En ce qui concerne la famille, il est possible d’identifier plusieurs des facteurs stressants dans la famille. Guérin et al. (1997) ont identifié certains facteurs reliés aux enfants comme étant déterminants dans le conflit (nombre, âge moyen, présence d’un enfant handicapé, charge totale due aux enfants). Cette étude montre que le conflit emploi-famille augmente avec le nombre d’enfants dont on est responsable et c’est pourquoi notre analyse des données de l’EMTE sera différenciée selon le nombre d’enfants.
Nous avons aussi recensé des écrits portant sur l’influence de la présence de mesures d’aide à l’employé et à sa famille. Parmi les pratiques d’aide à la conciliation, Guérin et al. (1994) ont identifié les garderies, le temps partiel volontaire et le travail à domicile, les compléments de salaire et de congés à la naissance. Nous nous intéressons donc aux services de garde offerts par les organisations, à la semaine de travail réduite ou comprimée, ainsi qu’au travail à domicile. En effet, les données que nous présentons dans cet article permettront de voir comment ces pratiques se sont étendues et qui en bénéficie, une dizaine d’années plus tard. En fait, comme nous l’avons observé (Paquet et Najem, 2004; Tremblay, 2004), il existe souvent un écart important entre la présence d’une pratique dans une entreprise et la possibilité offerte aux salariés de s’en prévaloir, de là l’importance d’en analyser l’incidence.
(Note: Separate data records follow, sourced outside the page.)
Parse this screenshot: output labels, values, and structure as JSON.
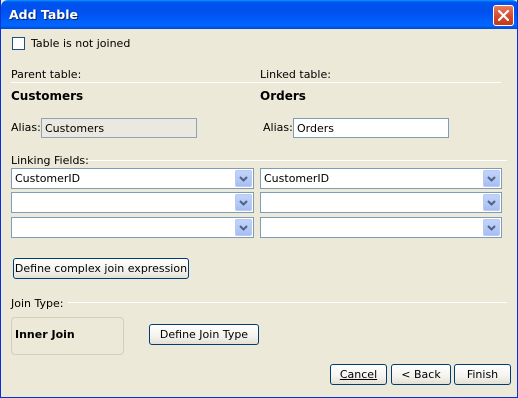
{
  "window": {
    "title": "Add Table"
  },
  "options": {
    "not_joined_label": "Table is not joined",
    "not_joined_checked": false
  },
  "parent": {
    "header": "Parent table:",
    "table_name": "Customers",
    "alias_label": "Alias:",
    "alias_value": "Customers"
  },
  "linked": {
    "header": "Linked table:",
    "table_name": "Orders",
    "alias_label": "Alias:",
    "alias_value": "Orders"
  },
  "linking": {
    "header": "Linking Fields:",
    "rows": [
      {
        "parent_field": "CustomerID",
        "linked_field": "CustomerID"
      },
      {
        "parent_field": "",
        "linked_field": ""
      },
      {
        "parent_field": "",
        "linked_field": ""
      }
    ],
    "complex_button": "Define complex join expression"
  },
  "join": {
    "header": "Join Type:",
    "type_value": "Inner Join",
    "define_button": "Define Join Type"
  },
  "footer": {
    "cancel_label": "Cancel",
    "back_label": "< Back",
    "finish_label": "Finish"
  },
  "icons": {
    "close": "close-icon",
    "dropdown": "chevron-down-icon"
  },
  "colors": {
    "titlebar": "#0053ee",
    "dialog_bg": "#ece9d8",
    "close_button": "#d6492b",
    "button_border": "#003c74"
  }
}
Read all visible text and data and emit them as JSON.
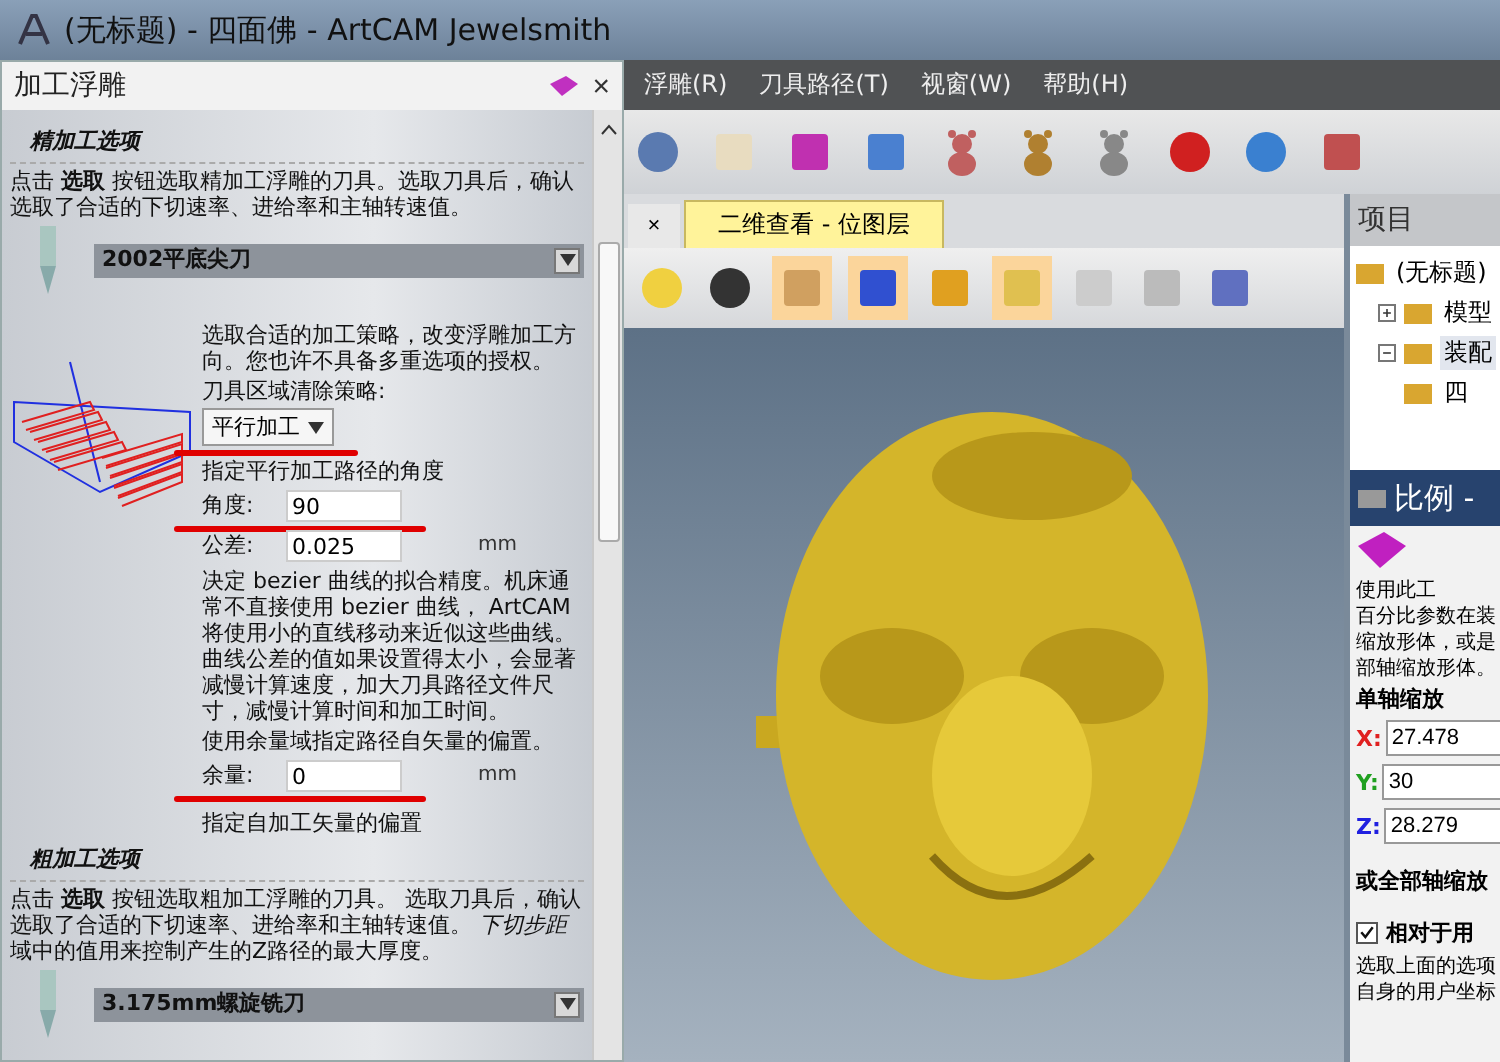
{
  "window": {
    "title": "(无标题) - 四面佛 - ArtCAM Jewelsmith"
  },
  "left_panel": {
    "title": "加工浮雕",
    "close": "×",
    "finishing": {
      "heading": "精加工选项",
      "intro": "点击 **选取** 按钮选取精加工浮雕的刀具。选取刀具后，确认选取了合适的下切速率、进给率和主轴转速值。",
      "tool": "2002平底尖刀",
      "strategy_note": "选取合适的加工策略，改变浮雕加工方向。您也许不具备多重选项的授权。",
      "strategy_label": "刀具区域清除策略:",
      "strategy": {
        "value": "平行加工",
        "marked": true
      },
      "angle_note": "指定平行加工路径的角度",
      "fields": [
        {
          "label": "角度:",
          "value": "90",
          "marked": true
        },
        {
          "label": "公差:",
          "value": "0.025",
          "unit": "mm"
        }
      ],
      "bezier_note": "决定 bezier 曲线的拟合精度。机床通常不直接使用 bezier 曲线， ArtCAM 将使用小的直线移动来近似这些曲线。曲线公差的值如果设置得太小，会显著减慢计算速度，加大刀具路径文件尺寸，减慢计算时间和加工时间。",
      "allowance_note": "使用余量域指定路径自矢量的偏置。",
      "allowance": {
        "label": "余量:",
        "value": "0",
        "unit": "mm",
        "marked": true
      },
      "allowance_after": "指定自加工矢量的偏置"
    },
    "roughing": {
      "heading": "粗加工选项",
      "intro": "点击 **选取** 按钮选取粗加工浮雕的刀具。 选取刀具后，确认选取了合适的下切速率、进给率和主轴转速值。 ",
      "emphasis": "下切步距",
      "intro_rest": "域中的值用来控制产生的Z路径的最大厚度。",
      "tool": "3.175mm螺旋铣刀"
    }
  },
  "menu": [
    "浮雕(R)",
    "刀具路径(T)",
    "视窗(W)",
    "帮助(H)"
  ],
  "document_tabs": {
    "close": "×",
    "tabs": [
      {
        "label": "二维查看 - 位图层",
        "selected": true
      }
    ]
  },
  "project_panel": {
    "title": "项目",
    "tree": [
      {
        "label": "(无标题)",
        "children": [
          {
            "label": "模型",
            "expanded": false,
            "selected": false
          },
          {
            "label": "装配",
            "expanded": true,
            "selected": true,
            "children": [
              {
                "label": "四"
              }
            ]
          }
        ]
      }
    ]
  },
  "scale_panel": {
    "title": "比例 -",
    "intro_lines": [
      "使用此工",
      "百分比参数在装",
      "缩放形体，或是",
      "部轴缩放形体。"
    ],
    "single_axis": "单轴缩放",
    "axes": [
      {
        "label": "X:",
        "value": "27.478",
        "color": "#e02020"
      },
      {
        "label": "Y:",
        "value": "30",
        "color": "#20a020"
      },
      {
        "label": "Z:",
        "value": "28.279",
        "color": "#2020e0"
      }
    ],
    "all_axes": "或全部轴缩放",
    "relative": {
      "label": "相对于用",
      "checked": true
    },
    "notes": [
      "选取上面的选项",
      "自身的用户坐标"
    ]
  }
}
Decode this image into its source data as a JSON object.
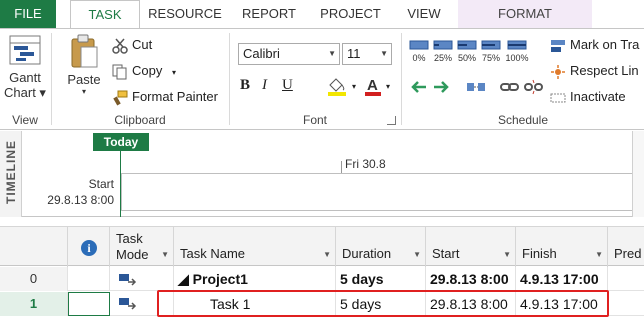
{
  "tabs": {
    "file": "FILE",
    "task": "TASK",
    "resource": "RESOURCE",
    "report": "REPORT",
    "project": "PROJECT",
    "view": "VIEW",
    "format": "FORMAT"
  },
  "ribbon": {
    "view_group": {
      "label": "View",
      "gantt_chart_line1": "Gantt",
      "gantt_chart_line2": "Chart ▾"
    },
    "clipboard_group": {
      "label": "Clipboard",
      "paste": "Paste",
      "cut": "Cut",
      "copy": "Copy",
      "format_painter": "Format Painter"
    },
    "font_group": {
      "label": "Font",
      "font_name": "Calibri",
      "font_size": "11",
      "bold": "B",
      "italic": "I",
      "underline": "U"
    },
    "schedule_group": {
      "label": "Schedule",
      "percent_buttons": [
        "0%",
        "25%",
        "50%",
        "75%",
        "100%"
      ],
      "mark_on_track": "Mark on Tra",
      "respect_links": "Respect Lin",
      "inactivate": "Inactivate"
    }
  },
  "timeline": {
    "label": "TIMELINE",
    "today": "Today",
    "date_marker": "Fri 30.8",
    "start_label": "Start",
    "start_date": "29.8.13 8:00"
  },
  "grid": {
    "headers": {
      "info": "i",
      "task_mode_line1": "Task",
      "task_mode_line2": "Mode",
      "task_name": "Task Name",
      "duration": "Duration",
      "start": "Start",
      "finish": "Finish",
      "predecessors": "Pred"
    },
    "rows": [
      {
        "id": "0",
        "name": "◢ Project1",
        "duration": "5 days",
        "start": "29.8.13 8:00",
        "finish": "4.9.13 17:00"
      },
      {
        "id": "1",
        "name": "Task 1",
        "duration": "5 days",
        "start": "29.8.13 8:00",
        "finish": "4.9.13 17:00"
      }
    ]
  },
  "colors": {
    "accent_green": "#1e7b45",
    "highlight_red": "#e02020",
    "format_tab_bg": "#f3eaf7"
  }
}
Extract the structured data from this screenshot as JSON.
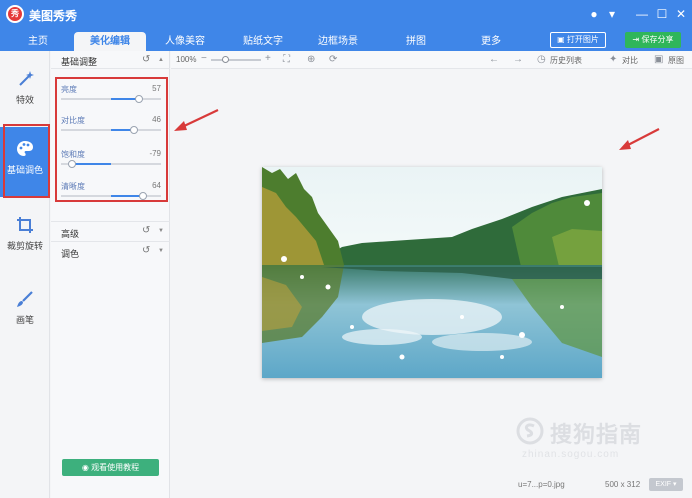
{
  "app": {
    "title": "美图秀秀",
    "logo_text": "秀"
  },
  "window_controls": [
    "message-icon",
    "dropdown-icon",
    "minimize-icon",
    "maximize-icon",
    "close-icon"
  ],
  "nav": {
    "tabs": [
      {
        "label": "主页",
        "active": false
      },
      {
        "label": "美化编辑",
        "active": true
      },
      {
        "label": "人像美容",
        "active": false
      },
      {
        "label": "贴纸文字",
        "active": false
      },
      {
        "label": "边框场景",
        "active": false
      },
      {
        "label": "拼图",
        "active": false
      },
      {
        "label": "更多",
        "active": false
      }
    ],
    "open_label": "打开图片",
    "share_label": "保存分享"
  },
  "rail": {
    "items": [
      {
        "label": "特效",
        "icon": "magic-wand-icon",
        "active": false
      },
      {
        "label": "基础调色",
        "icon": "palette-icon",
        "active": true
      },
      {
        "label": "裁剪旋转",
        "icon": "crop-icon",
        "active": false
      },
      {
        "label": "画笔",
        "icon": "brush-icon",
        "active": false
      }
    ]
  },
  "panel": {
    "title": "基础调整",
    "sliders": [
      {
        "label": "亮度",
        "value": "57",
        "level": 0.78
      },
      {
        "label": "对比度",
        "value": "46",
        "level": 0.73
      },
      {
        "label": "饱和度",
        "value": "-79",
        "level": 0.11
      },
      {
        "label": "清晰度",
        "value": "64",
        "level": 0.82
      }
    ],
    "sections": [
      {
        "label": "高级"
      },
      {
        "label": "调色"
      }
    ],
    "tutorial_label": "观看使用教程"
  },
  "toolbar": {
    "zoom": "100%",
    "history_label": "历史列表",
    "compare_label": "对比",
    "original_label": "原图"
  },
  "status": {
    "filename": "u=7...p=0.jpg",
    "dimensions": "500 x 312",
    "exif_label": "EXIF"
  },
  "watermark": {
    "text": "搜狗指南",
    "url": "zhinan.sogou.com"
  },
  "colors": {
    "accent": "#3f86e8",
    "share": "#2fb65a",
    "highlight": "#d83a3a"
  }
}
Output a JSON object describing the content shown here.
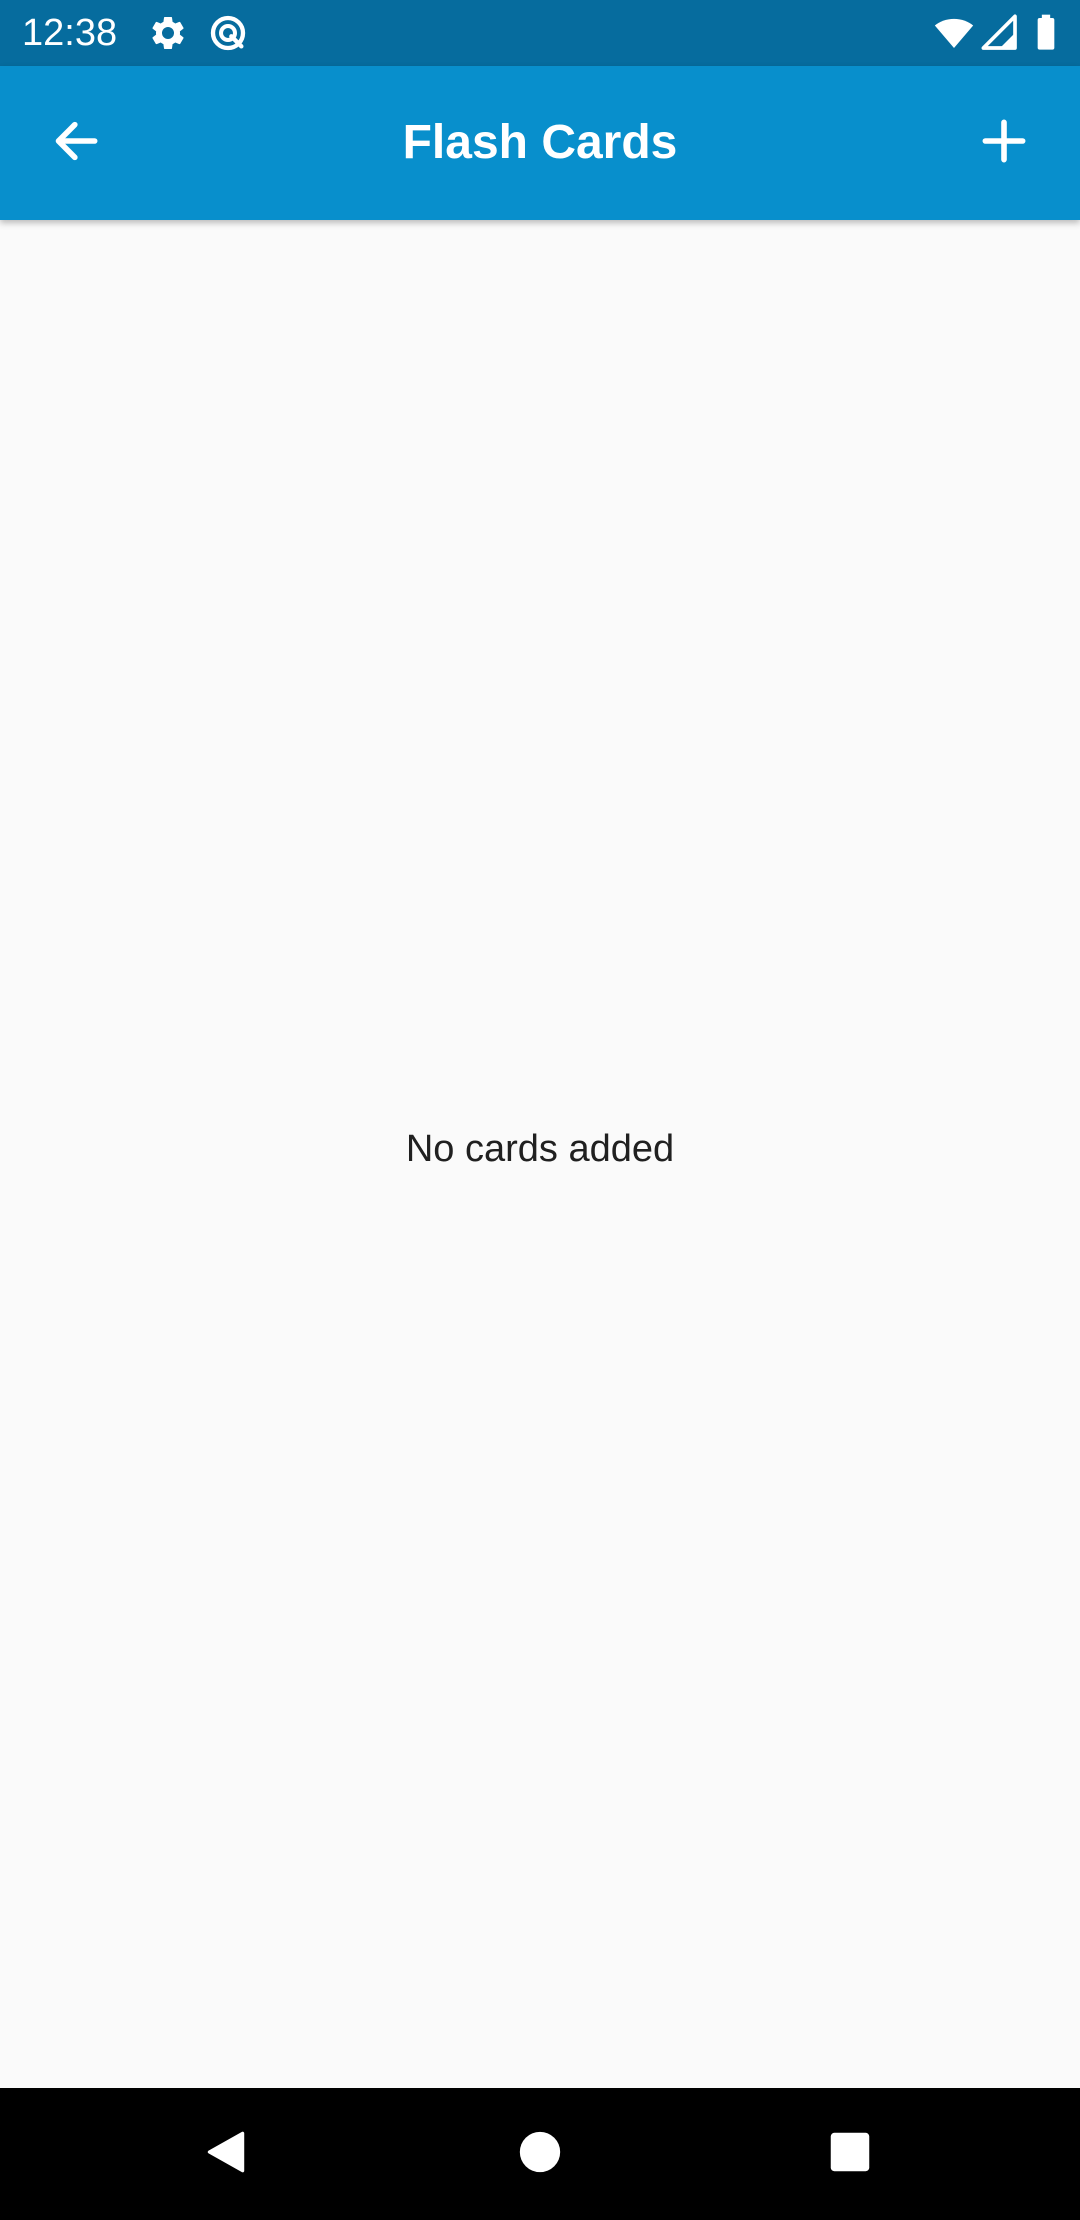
{
  "status_bar": {
    "time": "12:38",
    "icons": [
      "settings-icon",
      "data-saver-icon",
      "wifi-icon",
      "cell-signal-icon",
      "battery-icon"
    ],
    "background": "#066c9e"
  },
  "app_bar": {
    "title": "Flash Cards",
    "back_icon": "arrow-back-icon",
    "add_icon": "plus-icon",
    "background": "#088fcc"
  },
  "content": {
    "empty_message": "No cards added",
    "background": "#fafafa"
  },
  "nav_bar": {
    "buttons": [
      "back-triangle-icon",
      "home-circle-icon",
      "recents-square-icon"
    ],
    "background": "#000000"
  }
}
Méthodologie et source des données
Dans le but d’offrir une réponse éclairée aux questions posées par le présent article, nous avons eu recours aux données de l’Enquête sur le milieu de travail et les employés (EMTE) de Statistique Canada, qui offrent aux chercheurs des données empiriques représentatives du marché du travail canadien. Pour les fins de la présente recherche, nous utilisons, sur une base fusionnée, les données recueillies auprès des employeurs et les réponses fournies par les employés à l’enquête. En effet, l’EMTE est constituée de deux banques de données, celle des employeurs et celle des employés, contenant ensemble plusieurs centaines d’indicateurs. L’EMTE vise un échantillon représentatif du marché du travail canadien, à l’exception des fonctions publiques fédérale, provinciales et municipales qui en sont exclues. Les données qu’elle comprend ont été recueillies auprès de plus 6 000 entreprises et quelque 23 000 salariés de ces mêmes entreprises (Statistique Canada, 2004). Les banques de données sont construites de façon à pouvoir être fusionnées afin d’obtenir l’ensemble des informations disponibles sur un employé et l’entreprise qui l’emploie. Les résultats présentés dans la prochaine section résultent justement de la fusion de ces deux banques.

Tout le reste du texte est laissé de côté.